Subject: Re: Please Revert newlock2
To: Bucky Katz <bucky@picovex.com>
From: Matt Thomas <matt@3am-software.com>
List: tech-kern
Date: 02/20/2007 19:57:49
Bucky Katz wrote:
> Joerg Sonnenberger <joerg@britannica.bec.de> writes:
> 
>> On Sun, Feb 18, 2007 at 10:29:42AM -0800, Bucky Katz wrote:
>>>> 2) Either cause them to perform acceptably for your application, or else
>>>>    endeavor to get M:N back in a supported state for uniprocessors.
>>> It has to be the later. The context switch overhead of 1:1 on ARM will
>>> cause a severe performance degradation.
>> Can you explain which the problematic scenario is here? I can think
>> of only one situation where SA would make a big difference -- if a
>> thread is voluntarily yielding the CPU. In that case only the
>> callee-saved registers have to be preserved. Can most of the
>> performance difference be realised with a specialised sched_yield
>> syscall, that does: (a) Check if enough time is left on the slice.
>> (b) Do a fast context switch by just restoring the registers, not
>> saving them. This can assume that the VM space stays consistent to
>> further short cut a set of checks.
> 
> Anytime the library level scheduler can bypass a trip to the kernel
> because it can do a switch the overhead of the kernel trap is
> saved. The more threads you use, especially the more that synchronize,
> the more likely you are to find one thread about to sleep on some kind
> of even while you've got another one runable.  The finer grained your
> use of thread synchronization is, the worse the problem becomes -- and
> that's actually true independent of the architecture, so long as a
> kernel trap is more expensive than a procedure call.

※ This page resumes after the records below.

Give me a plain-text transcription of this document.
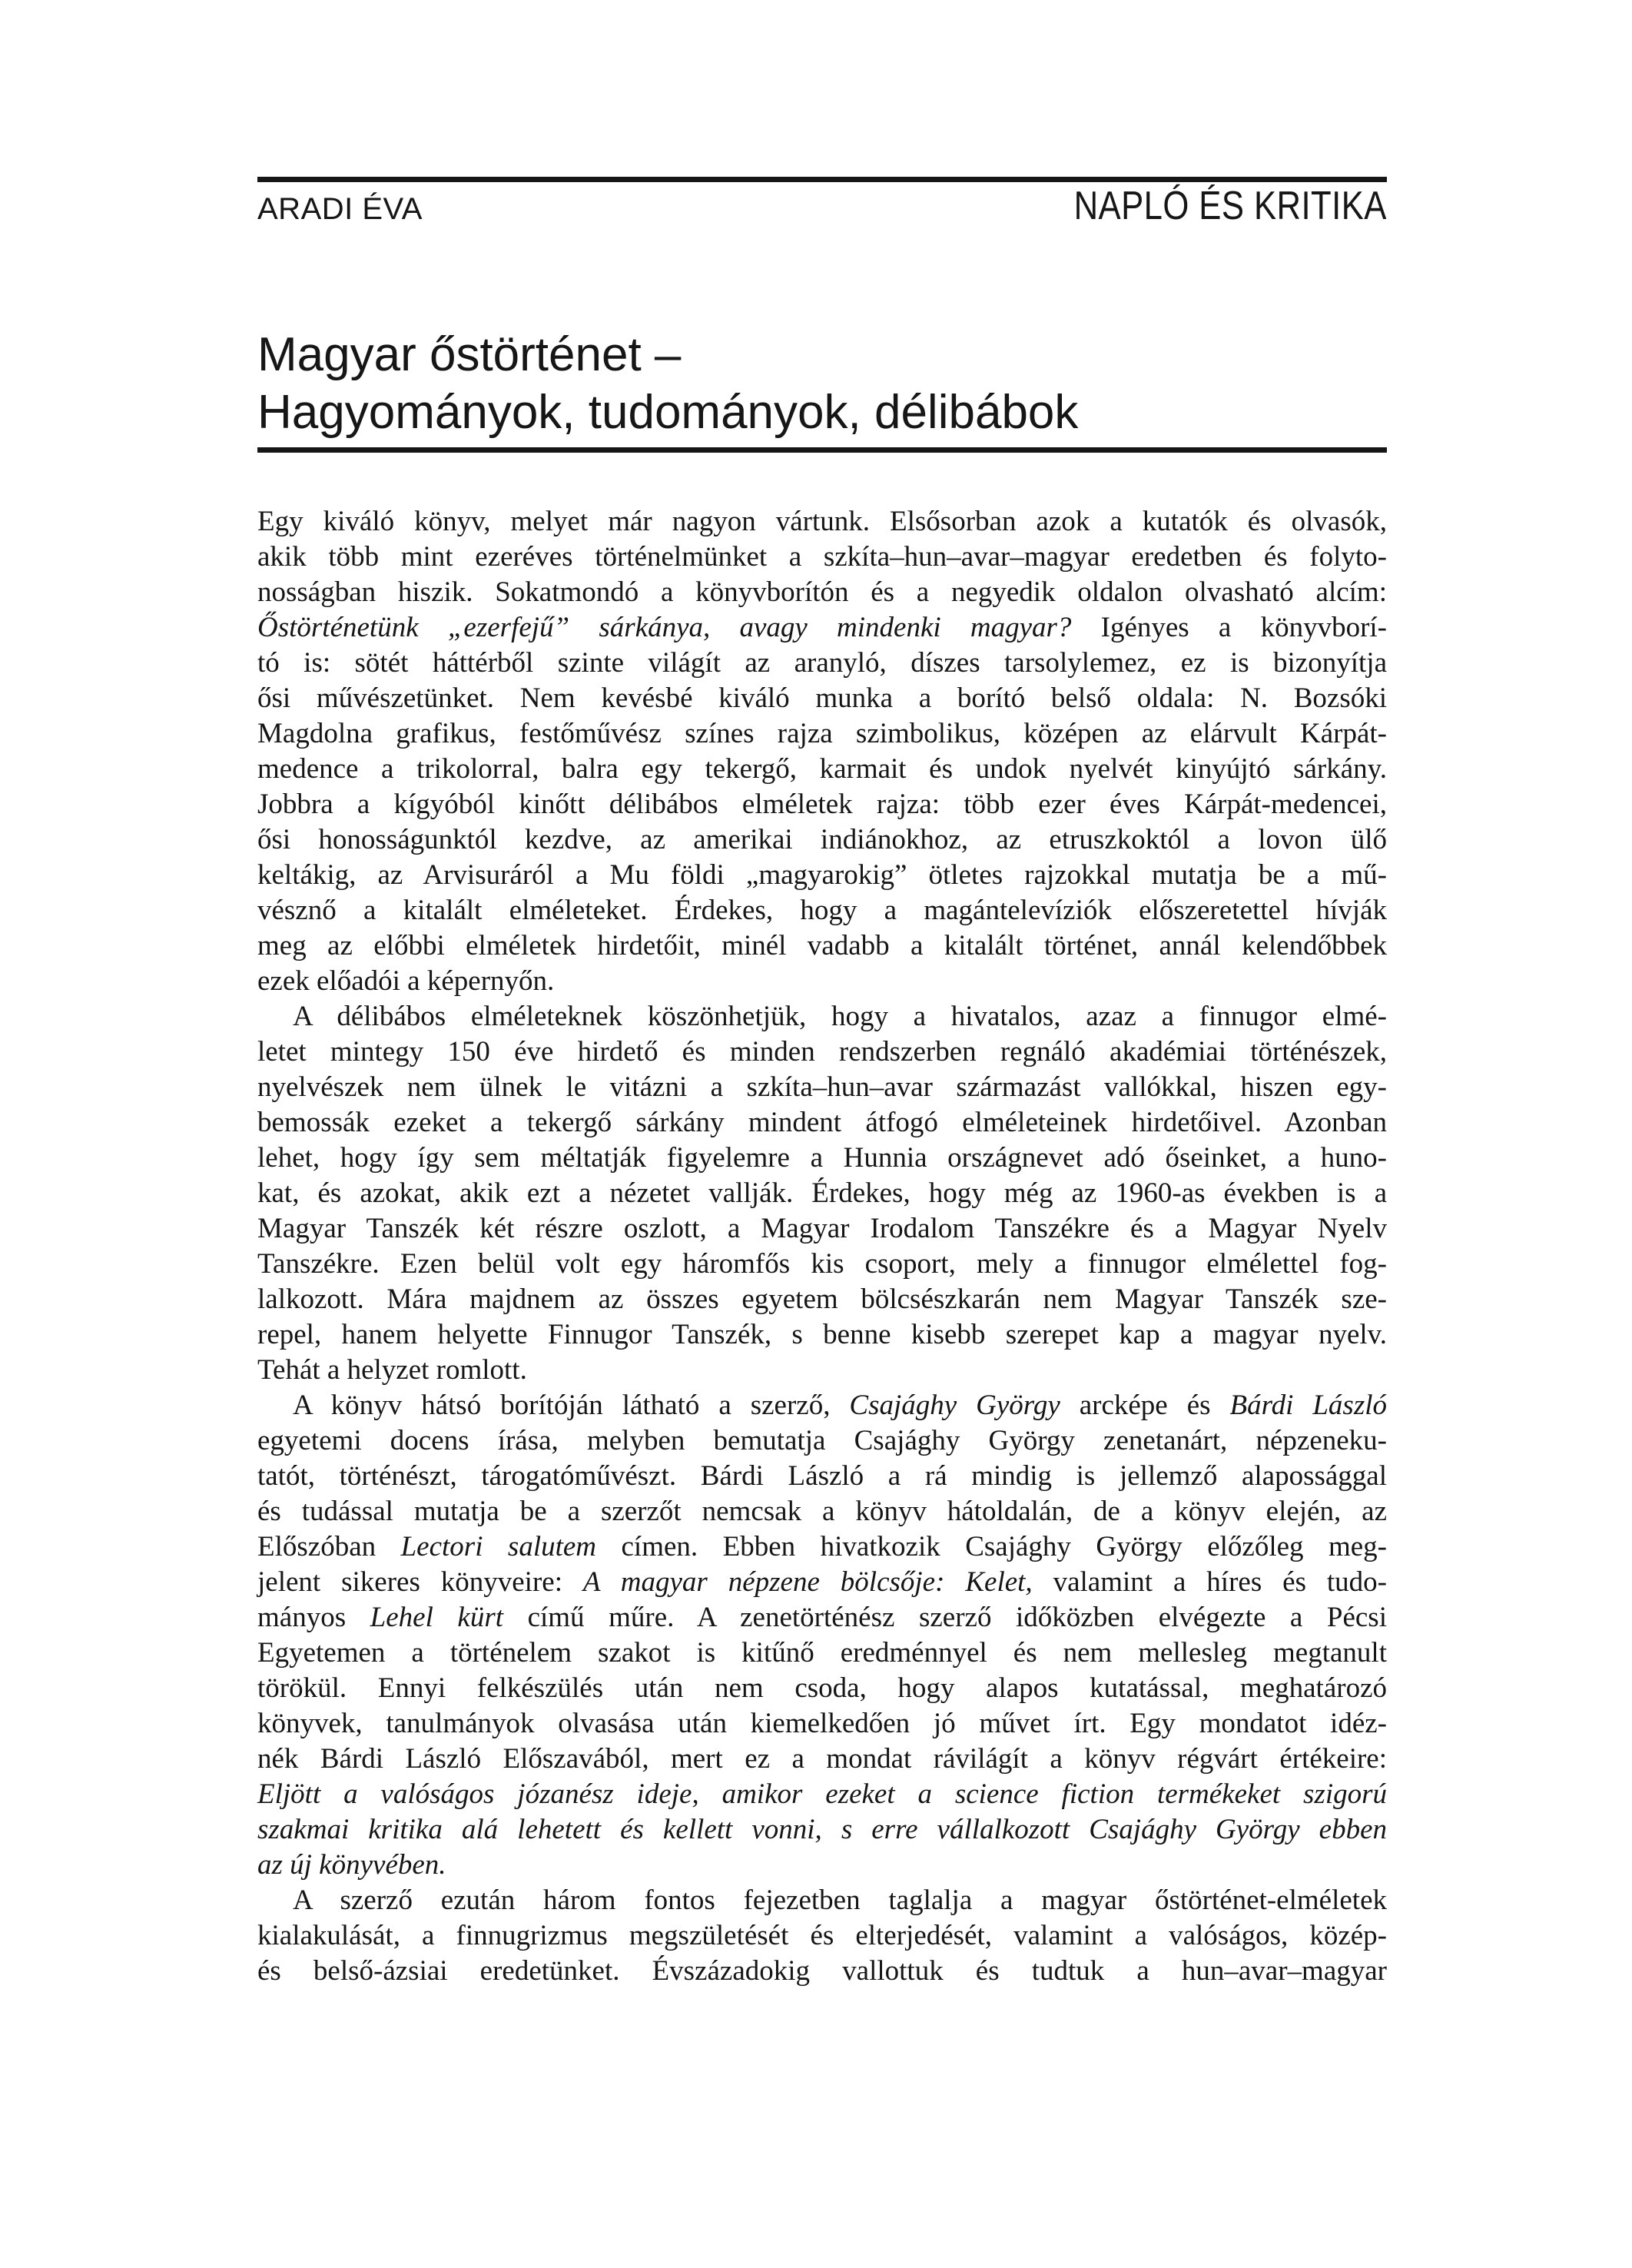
ARADI ÉVA	NAPLÓ ÉS KRITIKA
Magyar őstörténet –
Hagyományok, tudományok, délibábok
Egy kiváló könyv, melyet már nagyon vártunk. Elsősorban azok a kutatók és olvasók,
akik több mint ezeréves történelmünket a szkíta–hun–avar–magyar eredetben és folyto-
nosságban hiszik. Sokatmondó a könyvborítón és a negyedik oldalon olvasható alcím:
Őstörténetünk „ezerfejű” sárkánya, avagy mindenki magyar? Igényes a könyvborí-
tó is: sötét háttérből szinte világít az aranyló, díszes tarsolylemez, ez is bizonyítja
ősi művészetünket. Nem kevésbé kiváló munka a borító belső oldala: N. Bozsóki
Magdolna grafikus, festőművész színes rajza szimbolikus, középen az elárvult Kárpát-
medence a trikolorral, balra egy tekergő, karmait és undok nyelvét kinyújtó sárkány.
Jobbra a kígyóból kinőtt délibábos elméletek rajza: több ezer éves Kárpát-medencei,
ősi honosságunktól kezdve, az amerikai indiánokhoz, az etruszkoktól a lovon ülő
keltákig, az Arvisuráról a Mu földi „magyarokig” ötletes rajzokkal mutatja be a mű-
vésznő a kitalált elméleteket. Érdekes, hogy a magántelevíziók előszeretettel hívják
meg az előbbi elméletek hirdetőit, minél vadabb a kitalált történet, annál kelendőbbek
ezek előadói a képernyőn.
A délibábos elméleteknek köszönhetjük, hogy a hivatalos, azaz a finnugor elmé-
letet mintegy 150 éve hirdető és minden rendszerben regnáló akadémiai történészek,
nyelvészek nem ülnek le vitázni a szkíta–hun–avar származást vallókkal, hiszen egy-
bemossák ezeket a tekergő sárkány mindent átfogó elméleteinek hirdetőivel. Azonban
lehet, hogy így sem méltatják figyelemre a Hunnia országnevet adó őseinket, a huno-
kat, és azokat, akik ezt a nézetet vallják. Érdekes, hogy még az 1960-as években is a
Magyar Tanszék két részre oszlott, a Magyar Irodalom Tanszékre és a Magyar Nyelv
Tanszékre. Ezen belül volt egy háromfős kis csoport, mely a finnugor elmélettel fog-
lalkozott. Mára majdnem az összes egyetem bölcsészkarán nem Magyar Tanszék sze-
repel, hanem helyette Finnugor Tanszék, s benne kisebb szerepet kap a magyar nyelv.
Tehát a helyzet romlott.
A könyv hátsó borítóján látható a szerző, Csajághy György arcképe és Bárdi László
egyetemi docens írása, melyben bemutatja Csajághy György zenetanárt, népzeneku-
tatót, történészt, tárogatóművészt. Bárdi László a rá mindig is jellemző alapossággal
és tudással mutatja be a szerzőt nemcsak a könyv hátoldalán, de a könyv elején, az
Előszóban Lectori salutem címen. Ebben hivatkozik Csajághy György előzőleg meg-
jelent sikeres könyveire: A magyar népzene bölcsője: Kelet, valamint a híres és tudo-
mányos Lehel kürt című műre. A zenetörténész szerző időközben elvégezte a Pécsi
Egyetemen a történelem szakot is kitűnő eredménnyel és nem mellesleg megtanult
törökül. Ennyi felkészülés után nem csoda, hogy alapos kutatással, meghatározó
könyvek, tanulmányok olvasása után kiemelkedően jó művet írt. Egy mondatot idéz-
nék Bárdi László Előszavából, mert ez a mondat rávilágít a könyv régvárt értékeire:
Eljött a valóságos józanész ideje, amikor ezeket a science fiction termékeket szigorú
szakmai kritika alá lehetett és kellett vonni, s erre vállalkozott Csajághy György ebben
az új könyvében.
A szerző ezután három fontos fejezetben taglalja a magyar őstörténet-elméletek
kialakulását, a finnugrizmus megszületését és elterjedését, valamint a valóságos, közép-
és belső-ázsiai eredetünket. Évszázadokig vallottuk és tudtuk a hun–avar–magyar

Again, I feel compelled to reiterate that an M:N implementation does not require
scheduler activations.  If a pthread blocks/sleeps due a voluntary timeout 
(sleep, nanosleep, cond_timedwait, etc.) or waiting for a mutex or condition 
that can be internally to libpthread and may use userspace context switches to
switch to next runnable thread (assuming it's not already running in another 
lwp).  If it running in another thread and the current thread has nothing left 
to do, the cheapest thing you can do is give up the CPU and let the kernel 
scheduler do its thing.

> ARM is particularly ugly because kernel trap overhead is much higher
> than simple procedure call overhead, especially if it blows cache
> footprint.  (You don't have to flush caches to end up having to reload
> them.)

Any RISC is ugly for syscall overhead.